What are the real roots of the quadratic function 4x^2-x+5?
If it is 4x^2 - x - 5 = (4x-5)(x+1)
Do you have a typo?
no typo. I tried the quadratic equation and got -.986 and 1.24. Does this mean there are no real roots (an option in the question).
Also, for the question 4x^2-12x+9, is the real root (2x-3)?
solving 4x^2 - x + 5 = 0
x = (1 ± √-79)/8
which is imaginary.
So there are no real roots.
(How did you get -.986 and 1.24 ??)
For 4x^2 - 12x + 9
it factors to (2x-3)^2
the roots of the corresponding equation ....
4x^2 - 12x + 9 = 0
(2x-3)^2 = 0
x = 3/2
So the real root is 3/2
To find the real roots of the quadratic function 4x^2 - x + 5, we can use the quadratic formula.
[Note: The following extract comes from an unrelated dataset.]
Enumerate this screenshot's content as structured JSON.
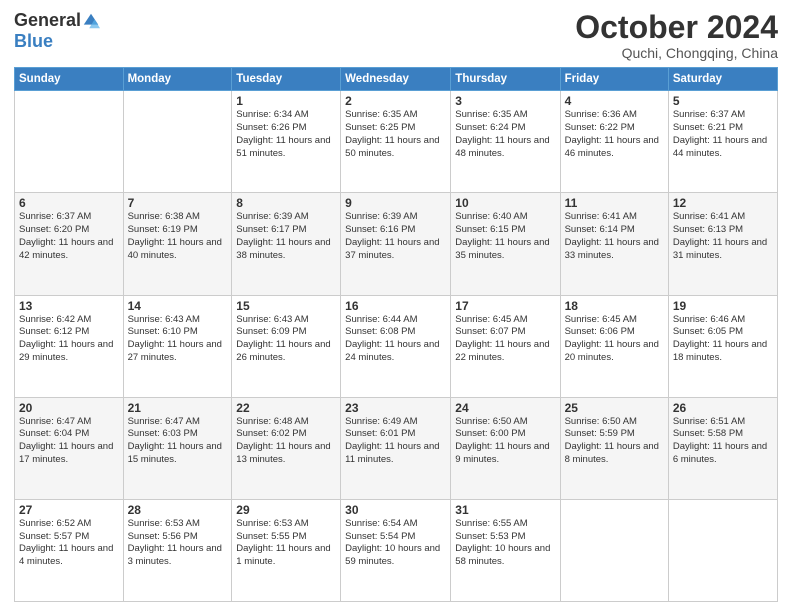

The quadratic formula states that for a quadratic equation in the form ax^2 + bx + c = 0, the roots can be found using the formula:
x = (-b ± √(b^2 - 4ac)) / 2a.
In this case, a = 4, b = -1, and c = 5. By substituting these values into the quadratic formula, we can find the roots of the quadratic function.
x = (-(-1) ± √((-1)^2 - 4 * 4 * 5)) / (2 * 4)
= (1 ± √(1 - 80)) / 8
= (1 ± √(-79)) / 8.
Since the term inside the square root is negative, √(-79) is not a real number. Therefore, the quadratic function 4x^2 - x + 5 has no real roots.